Açoriano Oriental
Lesados do Banif nos Açores juntam-se a associação nacional para defender interesses
Clientes do antigo Banif nos Açores decidiram hoje integrar a associação nacional que vai defender os interesses dos lesados daquele banco.
Lesados do Banif nos Açores juntam-se a associação nacional para defender interesses

Autor: LUSA/AOnline

"O que decidimos foi não fazer uma associação só nos Açores, mas fazer uma delegação para ser integrada na associação nacional", afirmou aos jornalistas o porta-voz da reunião, que juntou cerca de 60 lesados do ex-Banif em Vila Franca do Campo, na ilha de São Miguel.

Carlos Presunça adiantou que a associação deverá ter sede no Funchal, Madeira, a sede do Banif, e uma das primeiras ações a programar é uma "grande manifestação" junto à Assembleia da República, em Lisboa.

"Para que toda a gente veja que nós, Banif, acionistas, obrigacionistas, somos lesados e fomos lesados de uma maneira que não há explicação para aquilo que aconteceu", considerou, garantindo que os lesados irão lutar por tudo a que têm direito.

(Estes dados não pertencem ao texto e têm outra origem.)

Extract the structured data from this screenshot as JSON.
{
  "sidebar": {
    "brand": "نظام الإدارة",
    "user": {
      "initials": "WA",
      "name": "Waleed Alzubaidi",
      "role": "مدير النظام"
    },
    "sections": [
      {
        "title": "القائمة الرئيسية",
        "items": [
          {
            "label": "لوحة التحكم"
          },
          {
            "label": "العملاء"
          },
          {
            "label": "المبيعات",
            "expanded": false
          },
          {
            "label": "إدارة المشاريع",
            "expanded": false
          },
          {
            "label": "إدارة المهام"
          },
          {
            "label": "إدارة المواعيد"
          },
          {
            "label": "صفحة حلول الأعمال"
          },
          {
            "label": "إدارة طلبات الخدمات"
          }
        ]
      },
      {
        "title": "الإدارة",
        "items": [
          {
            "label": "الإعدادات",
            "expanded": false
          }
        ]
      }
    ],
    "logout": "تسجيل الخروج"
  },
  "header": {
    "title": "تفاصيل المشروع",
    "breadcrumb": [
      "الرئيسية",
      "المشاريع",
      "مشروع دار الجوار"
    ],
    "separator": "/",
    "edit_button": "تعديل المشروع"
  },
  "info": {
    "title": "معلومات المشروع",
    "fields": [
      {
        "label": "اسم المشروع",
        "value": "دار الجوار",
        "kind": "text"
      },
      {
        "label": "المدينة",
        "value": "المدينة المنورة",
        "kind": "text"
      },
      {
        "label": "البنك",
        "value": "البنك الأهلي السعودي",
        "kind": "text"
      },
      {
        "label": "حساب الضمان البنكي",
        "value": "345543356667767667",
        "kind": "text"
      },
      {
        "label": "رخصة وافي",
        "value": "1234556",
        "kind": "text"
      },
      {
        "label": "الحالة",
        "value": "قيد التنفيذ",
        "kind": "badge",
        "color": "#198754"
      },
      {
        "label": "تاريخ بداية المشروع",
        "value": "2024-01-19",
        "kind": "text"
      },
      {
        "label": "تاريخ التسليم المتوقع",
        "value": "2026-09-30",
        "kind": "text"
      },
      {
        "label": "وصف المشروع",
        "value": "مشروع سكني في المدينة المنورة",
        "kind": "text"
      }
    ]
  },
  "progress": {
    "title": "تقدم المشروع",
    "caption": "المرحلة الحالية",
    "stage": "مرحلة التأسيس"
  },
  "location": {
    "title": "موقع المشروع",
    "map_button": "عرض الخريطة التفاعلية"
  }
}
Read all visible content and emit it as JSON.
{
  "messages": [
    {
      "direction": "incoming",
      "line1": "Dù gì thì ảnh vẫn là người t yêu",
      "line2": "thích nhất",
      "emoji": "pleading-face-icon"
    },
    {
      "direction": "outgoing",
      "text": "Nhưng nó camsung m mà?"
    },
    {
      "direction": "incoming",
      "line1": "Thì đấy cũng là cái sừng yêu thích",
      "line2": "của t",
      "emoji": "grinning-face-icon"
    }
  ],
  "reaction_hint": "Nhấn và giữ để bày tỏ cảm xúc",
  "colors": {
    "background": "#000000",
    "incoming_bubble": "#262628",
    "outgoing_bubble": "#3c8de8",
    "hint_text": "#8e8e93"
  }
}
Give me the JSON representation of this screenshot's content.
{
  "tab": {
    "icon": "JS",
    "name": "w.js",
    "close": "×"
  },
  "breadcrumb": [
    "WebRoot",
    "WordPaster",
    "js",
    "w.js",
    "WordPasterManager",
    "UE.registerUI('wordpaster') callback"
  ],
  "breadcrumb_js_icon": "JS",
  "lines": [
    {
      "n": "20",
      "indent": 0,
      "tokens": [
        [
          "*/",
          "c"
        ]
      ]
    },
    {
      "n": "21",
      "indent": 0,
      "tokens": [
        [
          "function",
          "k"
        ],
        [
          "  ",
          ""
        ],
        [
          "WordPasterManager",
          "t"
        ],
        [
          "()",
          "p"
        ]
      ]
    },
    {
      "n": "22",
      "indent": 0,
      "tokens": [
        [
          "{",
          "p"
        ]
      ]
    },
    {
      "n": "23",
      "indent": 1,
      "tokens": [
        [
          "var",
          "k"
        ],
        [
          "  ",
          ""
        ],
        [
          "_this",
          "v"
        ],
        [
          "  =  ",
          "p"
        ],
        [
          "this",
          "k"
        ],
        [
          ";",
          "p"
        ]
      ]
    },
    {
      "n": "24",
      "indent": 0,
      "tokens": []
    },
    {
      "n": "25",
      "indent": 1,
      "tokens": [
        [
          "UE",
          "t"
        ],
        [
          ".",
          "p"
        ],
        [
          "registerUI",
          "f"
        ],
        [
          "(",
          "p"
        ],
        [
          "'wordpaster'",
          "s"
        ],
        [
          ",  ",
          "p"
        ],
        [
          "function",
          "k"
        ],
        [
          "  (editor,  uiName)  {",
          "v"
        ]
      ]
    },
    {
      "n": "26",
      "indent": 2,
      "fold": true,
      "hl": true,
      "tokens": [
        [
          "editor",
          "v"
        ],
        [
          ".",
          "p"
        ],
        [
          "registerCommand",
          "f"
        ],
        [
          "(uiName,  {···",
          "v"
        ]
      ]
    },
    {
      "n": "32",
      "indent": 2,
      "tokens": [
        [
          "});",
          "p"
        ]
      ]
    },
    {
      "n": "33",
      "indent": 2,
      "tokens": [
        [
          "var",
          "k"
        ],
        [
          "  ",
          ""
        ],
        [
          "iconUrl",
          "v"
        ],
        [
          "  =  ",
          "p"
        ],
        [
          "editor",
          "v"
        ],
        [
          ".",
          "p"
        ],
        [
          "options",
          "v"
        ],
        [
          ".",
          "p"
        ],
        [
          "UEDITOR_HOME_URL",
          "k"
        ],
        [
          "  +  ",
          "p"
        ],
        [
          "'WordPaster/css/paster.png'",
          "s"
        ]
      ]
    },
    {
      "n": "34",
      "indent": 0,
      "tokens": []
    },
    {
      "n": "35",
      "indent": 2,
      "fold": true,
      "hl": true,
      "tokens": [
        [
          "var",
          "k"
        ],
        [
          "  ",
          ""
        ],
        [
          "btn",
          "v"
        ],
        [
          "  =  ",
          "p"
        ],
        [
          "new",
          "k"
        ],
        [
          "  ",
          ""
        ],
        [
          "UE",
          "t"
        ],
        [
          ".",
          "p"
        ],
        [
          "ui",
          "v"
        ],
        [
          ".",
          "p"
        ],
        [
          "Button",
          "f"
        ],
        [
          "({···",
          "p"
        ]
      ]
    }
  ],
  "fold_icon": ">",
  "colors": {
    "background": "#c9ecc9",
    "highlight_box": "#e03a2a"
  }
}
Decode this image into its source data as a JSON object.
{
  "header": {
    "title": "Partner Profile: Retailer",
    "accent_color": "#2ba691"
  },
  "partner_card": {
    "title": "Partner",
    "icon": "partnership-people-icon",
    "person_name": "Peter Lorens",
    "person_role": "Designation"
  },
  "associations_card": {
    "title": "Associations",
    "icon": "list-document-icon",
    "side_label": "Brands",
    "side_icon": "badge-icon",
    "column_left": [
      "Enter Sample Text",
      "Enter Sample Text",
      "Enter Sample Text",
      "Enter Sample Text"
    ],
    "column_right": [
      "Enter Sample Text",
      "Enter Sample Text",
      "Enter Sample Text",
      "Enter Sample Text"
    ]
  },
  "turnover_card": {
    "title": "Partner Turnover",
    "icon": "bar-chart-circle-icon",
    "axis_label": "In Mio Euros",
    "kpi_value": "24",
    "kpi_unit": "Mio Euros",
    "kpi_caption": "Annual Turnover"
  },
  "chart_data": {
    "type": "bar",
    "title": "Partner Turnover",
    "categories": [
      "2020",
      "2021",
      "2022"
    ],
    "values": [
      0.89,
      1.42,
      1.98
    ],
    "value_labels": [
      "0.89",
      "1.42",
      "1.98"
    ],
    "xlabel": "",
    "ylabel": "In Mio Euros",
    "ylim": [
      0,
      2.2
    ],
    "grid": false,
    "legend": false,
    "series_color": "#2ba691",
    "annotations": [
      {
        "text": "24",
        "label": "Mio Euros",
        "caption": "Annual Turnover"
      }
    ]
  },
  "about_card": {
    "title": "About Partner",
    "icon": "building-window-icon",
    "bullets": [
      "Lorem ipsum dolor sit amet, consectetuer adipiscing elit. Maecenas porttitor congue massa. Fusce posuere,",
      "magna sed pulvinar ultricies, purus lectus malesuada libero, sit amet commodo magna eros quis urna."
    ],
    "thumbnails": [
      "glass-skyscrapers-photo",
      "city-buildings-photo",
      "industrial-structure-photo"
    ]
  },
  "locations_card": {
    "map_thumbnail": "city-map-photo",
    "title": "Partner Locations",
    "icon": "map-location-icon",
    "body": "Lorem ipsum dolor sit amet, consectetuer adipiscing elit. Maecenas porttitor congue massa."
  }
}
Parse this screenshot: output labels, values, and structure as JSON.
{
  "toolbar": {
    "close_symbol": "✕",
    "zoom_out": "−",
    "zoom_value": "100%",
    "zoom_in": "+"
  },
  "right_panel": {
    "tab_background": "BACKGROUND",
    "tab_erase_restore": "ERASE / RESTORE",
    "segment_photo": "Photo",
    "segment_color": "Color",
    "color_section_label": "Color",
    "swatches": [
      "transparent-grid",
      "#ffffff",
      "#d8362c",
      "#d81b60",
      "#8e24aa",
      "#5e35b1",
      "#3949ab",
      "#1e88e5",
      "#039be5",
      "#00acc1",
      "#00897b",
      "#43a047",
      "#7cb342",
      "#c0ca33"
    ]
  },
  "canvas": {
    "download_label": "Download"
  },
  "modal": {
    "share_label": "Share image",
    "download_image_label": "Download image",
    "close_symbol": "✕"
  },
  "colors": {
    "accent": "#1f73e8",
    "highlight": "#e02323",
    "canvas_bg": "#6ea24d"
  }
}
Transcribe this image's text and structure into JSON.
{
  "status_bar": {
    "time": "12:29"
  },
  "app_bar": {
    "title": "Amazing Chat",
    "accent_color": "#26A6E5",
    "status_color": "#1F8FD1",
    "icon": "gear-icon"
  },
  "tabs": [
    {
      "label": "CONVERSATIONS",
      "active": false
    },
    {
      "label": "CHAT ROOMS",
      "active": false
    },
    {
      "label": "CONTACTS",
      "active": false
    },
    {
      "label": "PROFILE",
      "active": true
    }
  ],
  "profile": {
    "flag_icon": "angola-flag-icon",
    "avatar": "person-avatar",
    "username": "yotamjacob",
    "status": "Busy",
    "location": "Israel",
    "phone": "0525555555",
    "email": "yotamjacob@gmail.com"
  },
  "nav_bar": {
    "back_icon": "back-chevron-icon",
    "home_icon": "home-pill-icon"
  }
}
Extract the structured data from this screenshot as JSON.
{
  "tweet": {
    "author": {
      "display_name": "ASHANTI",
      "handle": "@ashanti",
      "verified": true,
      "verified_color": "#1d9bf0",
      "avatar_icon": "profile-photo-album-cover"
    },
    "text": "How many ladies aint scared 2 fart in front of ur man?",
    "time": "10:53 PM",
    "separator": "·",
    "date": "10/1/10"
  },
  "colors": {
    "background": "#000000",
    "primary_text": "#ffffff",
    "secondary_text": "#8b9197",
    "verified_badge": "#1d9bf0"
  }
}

Confrontado com as declarações do presidente do banco Santander Totta que esta semana disse que está a ser estudada a situação dos clientes do ex-Banif que subscreveram obrigações subordinadas, que totalizam 3.500 em todo o país com valores de 263 milhões de euros, Carlos Presunça expressou o desejo que "as palavras do sr. presidente sejam realmente o sentimento que corra por parte de toda a instituição financeira Santander".

"Não nos fecha a porta, diz que está a estudar, quando se está a estudar é porque já há qualquer coisa na manga", adiantou Carlos Presunça, um dos delegados da associação nos Açores.

Na quarta-feira, após uma audiência com o presidente do Governo Regional dos Açores, Vasco Cordeiro, em Ponta Delgada, o presidente do Santander Totta, António Vieira Monteiro, disse que o banco não tem nenhuma obrigação relativamente às obrigações subordinadas.

"O banco é responsável, sim, pelos depósitos, pelas obrigações seniores e pelas obrigações hipotecárias", mas "não quer dizer, tendo em atenção esta realidade, que para defesa da sua franquia comercial, o banco não esteja a estudar e a ver alguma coisa sobre essa matéria", declarou António Vieira Monteiro, alertando, contudo, que "os problemas que possam vir a ser resolvidos e a maneira como vão ser resolvidos não quer dizer que seja alguma vez de cem por cento".

A este propósito, Carlos Presunça sustentou que esta "é uma questão que se terá que falar quando as negociações começarem a ser feitas, se houver negociações feitas diretamente com a associação de lesados" que vai representar todos os lesados, independentemente dos produtos subscritos.

A 20 de dezembro, o Governo e o Banco de Portugal anunciaram a resolução do Banif, com a venda de parte da atividade bancária ao Santander Totta, por 150 milhões de euros, e a transferência de outros ativos - incluindo 'tóxicos' - para a nova sociedade veículo Oitante.

A resolução foi acompanhada de um apoio público de 2.255 milhões de euros, a que se somam duas garantias bancárias do Estado no total de 746 milhões de euros.

O Banif (em processo de reestruturação desde 2012) era o sétimo maior grupo bancário português e líder de mercado nos Açores e na Madeira.